Als Buckminster Fuller 1969 seinen auch heute noch überaus lesenswerten Essay Bedienungsleitung für das Raumschiff Erde vorlegte und am Rande der Metapher konstatierte, eben diese Bedienungsanleitung sei nicht mit geliefert worden, mithin der Mensch seit jeher ein Autodidakt im All, klang immerhin noch leise Hoffnung mit – Hoffnung auf die Phantasie von Architekten und Designern, Hoffnung auf ein Ende der alles vernichtenden Expertokratie. Davon ist nicht allzu viel geblieben, das Raumschiff steuert mit immer höherem Tempo auf eine multiple Katastrophe zu, und Peter Sloterdijk fand in seiner Rede anlässlich des Kopenhagener Klimagipfels 2009 eben hierfür die richtige Metapher: „Der Umgang der Menschen mit ihrem Planeten gleicht dann einem Katastrophenfilm, in dem rivalisierende Mafiabanden sich an Bord eines Flugzeuges in 12.000 Meter Höhe ein Gefecht mit großkalibrigen Waffen liefern.“
Dass Sloterdijk dieser Metapher einen fast esoterisch anmutenden Hoffnungsschimmer folgen ließ, nämlich die Aussicht auf qua Wissenschaft erzielte Effekte, die „einer Multiplikation der Erde gleichkommen“, war wohl dem Publikum geschuldet, denn man will ja als zur Klimakonferenz geladener Philosoph nicht ausschließlich schlechte Laune verbreiten. Jenseits dieser Höflichkeiten aber blieb Sloterdijk erfrischend deutlich: selbst wenn die Götter Hirn vom Himmel regnen ließen und wir einsähen, dass unser Verhalten uns umbringt, würden wir es nicht ändern – Verzicht liegt einfach nicht in unserer Natur, dafür aber ist dort, nach nun schon Hunderten von erfolgreich zivilisierten Jahren, die längst von der Wirklichkeit überholte Vorstellung von, „Wachstum“ als Allheilmittel felsenfest verwurzelt, besser gesagt: zementiert.

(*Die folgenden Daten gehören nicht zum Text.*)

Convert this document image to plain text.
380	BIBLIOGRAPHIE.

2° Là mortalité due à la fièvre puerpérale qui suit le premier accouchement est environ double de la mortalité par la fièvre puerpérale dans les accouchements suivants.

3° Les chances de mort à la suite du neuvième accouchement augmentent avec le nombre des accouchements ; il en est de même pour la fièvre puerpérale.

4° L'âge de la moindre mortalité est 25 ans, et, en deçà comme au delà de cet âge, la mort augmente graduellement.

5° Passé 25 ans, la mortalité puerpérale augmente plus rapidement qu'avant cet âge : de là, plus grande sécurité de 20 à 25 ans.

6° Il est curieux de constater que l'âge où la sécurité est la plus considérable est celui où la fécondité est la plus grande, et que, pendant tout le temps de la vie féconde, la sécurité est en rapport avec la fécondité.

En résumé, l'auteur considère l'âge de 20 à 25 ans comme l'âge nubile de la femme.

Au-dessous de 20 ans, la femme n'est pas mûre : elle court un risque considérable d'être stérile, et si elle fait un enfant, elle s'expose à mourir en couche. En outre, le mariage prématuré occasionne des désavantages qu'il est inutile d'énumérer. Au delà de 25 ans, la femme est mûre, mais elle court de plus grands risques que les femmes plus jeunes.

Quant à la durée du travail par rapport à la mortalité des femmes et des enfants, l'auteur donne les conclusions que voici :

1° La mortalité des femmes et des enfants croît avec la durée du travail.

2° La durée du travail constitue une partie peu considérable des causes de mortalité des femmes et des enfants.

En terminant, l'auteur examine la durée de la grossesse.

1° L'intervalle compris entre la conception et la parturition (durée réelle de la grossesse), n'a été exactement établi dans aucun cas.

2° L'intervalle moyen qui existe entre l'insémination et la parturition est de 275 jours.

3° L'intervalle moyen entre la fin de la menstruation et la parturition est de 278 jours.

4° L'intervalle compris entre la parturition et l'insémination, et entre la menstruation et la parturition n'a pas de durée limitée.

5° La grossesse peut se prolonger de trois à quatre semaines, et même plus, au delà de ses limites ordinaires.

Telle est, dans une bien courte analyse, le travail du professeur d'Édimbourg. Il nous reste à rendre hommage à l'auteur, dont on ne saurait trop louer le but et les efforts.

Die unlängst von Suhrkamp in der edition unseld herausgegebene Essaysammlung Das Raumschiff Erde hat keinen Notausgang umfasst neben der Rede Sloterdijks Texte von Paul J. Crutzen, Mike Davis sowie Michael D. Mastrandrea und Stephen H. Schneider. Letztgenannte fassen den besorgniserregenden Zustand des Raumschiffs in auch für Laien verständlichen (und nur gelegentlich vereinfachenden) Worten prägnant zusammen, Davis wagt ein im guten Wortsinn sozialistisches Plädoyer, und Crutzen erklärt dankenswerterweise zum xten Mal, in welcher Form die Auswirkungen unseres Handels im „Anthropozän“ eskaliert sind – und weiter ungebremst eskalieren.
Sloterdijks versöhnliches Schlusswort kurz vor der Eröffnung des Klima-Buffets macht indes wenig Hoffnung, aller Klarheit zum Trotz: „Sollte die große Autodidaktik so weit kommen, die Emissionen der Ignoranz in Grenzen zu halten: Es könnte dies nur geschehen dank der intellektuellen Integrität all derer, die heute die Verantwortung für ihr positives Wissen und ihre dunklen Prognosen übernehmen.“
Viel verlangt. Oder, mit dem Philosophen House gesprochen, „Hope is for sissies“. Dennoch: setzen wir Astronauten unverdrossen unsere rosaroten Schutzbrillen auf, mangels Alternativen, und konstatieren trotzig: Der Ausgang ist offen.
Buckminster Fuller: Bedienungsanleitung für das Raumschiff Erde und andere Schriften, Philo Fine Arts 1998, 318 S., 18 €. Paul Crutzen u. a.: Das Raumschiff Erde hat keinen Notausgang, edition unseld 2011, 120 S., 10 €.